Traders Magazine Online News, May 16, 2019

John D'Antona Jr.

The Depository Trust & Clearing Corporation (DTCC), the premier post-trade market infrastructure for the global financial services industry, announced the release of a new white paper that explores the current structure of the U.S. Treasury securities market, highlighting potential risk and resiliency issues, and describing initiatives that could promote greater use of central clearing.

The white paper, Central Clearing In The U.S. Treasury Cash Market, looks at recent reports from the U.S. Department of the Treasury and the Federal Reserve Board’s Treasury Market Practice Group on the structural transformation now underway, and explores the risk and resiliency issues of bilateral clearing. DTCC is currently engaging with the industry around ways to increase central clearing in the Treasury market to reduce risks and strengthen market resiliency.

The paper looks at initiatives – both implemented and planned – from DTCC’s subsidiary Fixed Income Clearing Corporation (FICC) and how they will promote the growth of central clearing including the Sponsored Membership Program and the Centrally Cleared Institutional Triparty (CCIT) Service.

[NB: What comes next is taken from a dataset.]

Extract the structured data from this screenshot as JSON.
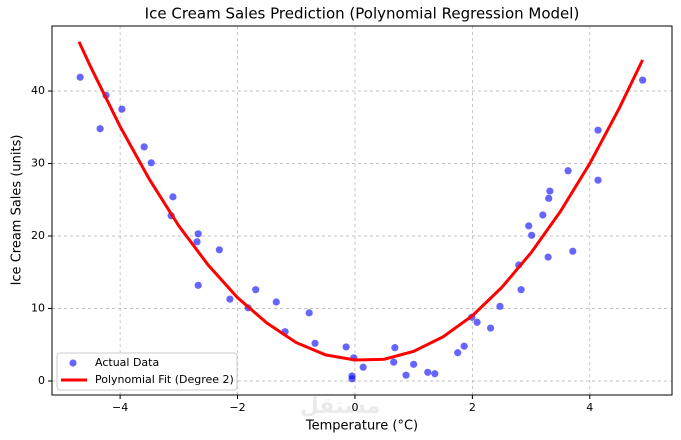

It also explores several proposals to support the growth of central clearing activity, including:

  • Advancement of the FICC Start Leg Repo Initiative to include compared same-day starting repo transactions in eligible netting securities in the risk management, novation, guarantee and settlement in the DVP Service benefit
  • Expansion of capabilities to designate Locked-In Trade Sources to allow for additional trading volume to be centrally cleared through FICC
  • FICC-CME Cross-Margining enhancements and updates

“The past 10 years have seen a global movement toward central clearing, across markets and asset classes,” said Murray Pozmanter, DTCC Managing Director and Head of Clearing Agency Services. “However, we need to further explore the current cause of the shift to bilateral clearing in the Treasury cash market, and deploy solutions that can broaden participation in central clearing to best manage risk in the marketplace.”

The initiatives outlined in the paper may provide options for market participants to increase their centrally cleared activity in the U.S. Treasury cash market, thus mitigating many of the risks realized with this shift toward bilateral clearing.